The set operation only appends to a list, making it constant time. The get operation performs binary search on the timestamp list for a key, which requires logarithmic time.

The space complexity is linear because every inserted value must remain stored to support historical queries.

Test Cases

# Provided example
tm = TimeMap()
tm.set("foo", "bar", 1)
assert tm.get("foo", 1) == "bar"          # exact timestamp
assert tm.get("foo", 3) == "bar"          # closest earlier timestamp

tm.set("foo", "bar2", 4)
assert tm.get("foo", 4) == "bar2"         # exact newer timestamp
assert tm.get("foo", 5) == "bar2"         # future timestamp

# Missing key
tm = TimeMap()
assert tm.get("missing", 10) == ""        # nonexistent key

# Query before first timestamp
tm = TimeMap()
tm.set("a", "x", 5)
assert tm.get("a", 1) == ""               # no earlier timestamp exists

# Multiple updates
tm = TimeMap()
tm.set("k", "v1", 1)
tm.set("k", "v2", 2)
tm.set("k", "v3", 3)

assert tm.get("k", 1) == "v1"             # first value
assert tm.get("k", 2) == "v2"             # middle value
assert tm.get("k", 3) == "v3"             # latest exact match
assert tm.get("k", 100) == "v3"           # latest historical value

# Different keys
tm = TimeMap()
tm.set("a", "apple", 1)
tm.set("b", "banana", 2)

assert tm.get("a", 2) == "apple"          # independent key lookup
assert tm.get("b", 2) == "banana"

# Large timestamp gap
tm = TimeMap()
tm.set("gap", "start", 1)
tm.set("gap", "end", 10000000)

assert tm.get("gap", 5000000) == "start"  # large search range
assert tm.get("gap", 10000000) == "end"
Test Why
Provided example Validates standard behavior
Missing key Ensures nonexistent keys return empty string
Query before first timestamp Verifies lower-bound edge handling
Multiple updates Tests binary search correctness
Different keys Confirms hash map separation
Large timestamp gap Ensures timestamps themselves do not affect correctness

Edge Cases

One important edge case occurs when querying a key that has never been inserted.

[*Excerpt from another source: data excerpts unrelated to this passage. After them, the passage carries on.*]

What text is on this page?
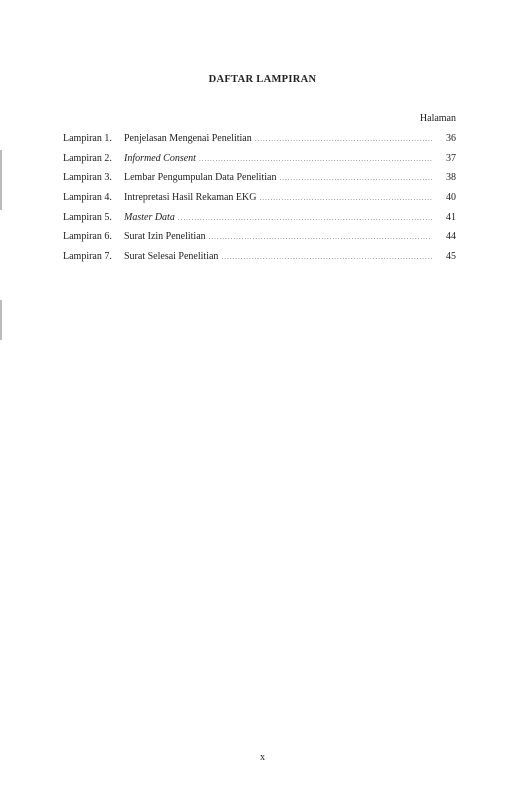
DAFTAR LAMPIRAN
Halaman
Lampiran 1.	Penjelasan Mengenai Penelitian .....	36
Lampiran 2.	Informed Consent .....	37
Lampiran 3.	Lembar Pengumpulan Data Penelitian .....	38
Lampiran 4.	Intrepretasi Hasil Rekaman EKG .....	40
Lampiran 5.	Master Data .....	41
Lampiran 6.	Surat Izin Penelitian .....	44
Lampiran 7.	Surat Selesai Penelitian .....	45
x
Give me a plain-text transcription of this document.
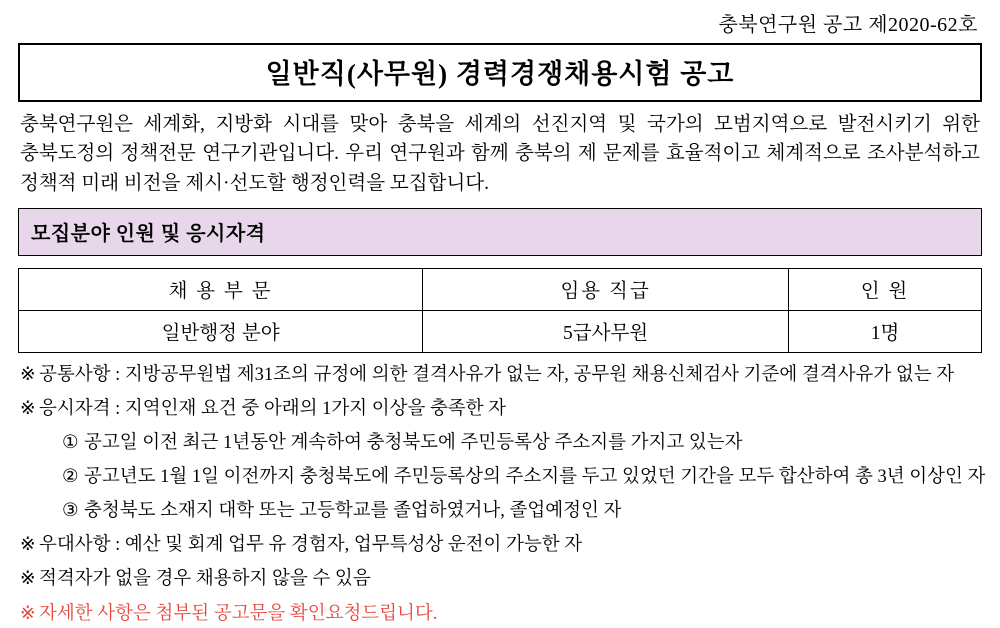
충북연구원 공고 제2020-62호
일반직(사무원) 경력경쟁채용시험 공고

충북연구원은 세계화, 지방화 시대를 맞아 충북을 세계의 선진지역 및 국가의 모범지역으로 발전시키기 위한 충북도정의 정책전문 연구기관입니다. 우리 연구원과 함께 충북의 제 문제를 효율적이고 체계적으로 조사분석하고 정책적 미래 비전을 제시·선도할 행정인력을 모집합니다.

모집분야 인원 및 응시자격
채 용 부 문	임용 직급	인 원
일반행정 분야	5급사무원	1명
※ 공통사항 : 지방공무원법 제31조의 규정에 의한 결격사유가 없는 자, 공무원 채용신체검사 기준에 결격사유가 없는 자
※ 응시자격 : 지역인재 요건 중 아래의 1가지 이상을 충족한 자
① 공고일 이전 최근 1년동안 계속하여 충청북도에 주민등록상 주소지를 가지고 있는자
② 공고년도 1월 1일 이전까지 충청북도에 주민등록상의 주소지를 두고 있었던 기간을 모두 합산하여 총 3년 이상인 자
③ 충청북도 소재지 대학 또는 고등학교를 졸업하였거나, 졸업예정인 자
※ 우대사항 : 예산 및 회계 업무 유 경험자, 업무특성상 운전이 가능한 자
※ 적격자가 없을 경우 채용하지 않을 수 있음
※ 자세한 사항은 첨부된 공고문을 확인요청드립니다.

A naive implementation might attempt to binary search an empty list or access missing data, causing runtime errors. The implementation avoids this by checking whether the key exists in the hash map before searching.

Another critical edge case is querying a timestamp earlier than the first stored timestamp. For example, if the earliest value for a key is stored at timestamp 5, then querying timestamp 2 should return an empty string. The binary search naturally handles this because no valid timestamp less than or equal to the target is ever found, so the answer variable remains empty.

A third subtle edge case involves querying between two stored timestamps. Suppose values exist at timestamps 1 and 10, and we query timestamp 7. The algorithm must return the value from timestamp 1, not fail because there is no exact match. This is why the binary search searches for the rightmost timestamp less than or equal to the target instead of only checking for equality.

Another potential source of bugs is maintaining sorted order. Many binary search solutions fail if the underlying data is not sorted. This problem guarantees strictly increasing timestamps for set operations, allowing append-only insertion while preserving sorted order automatically.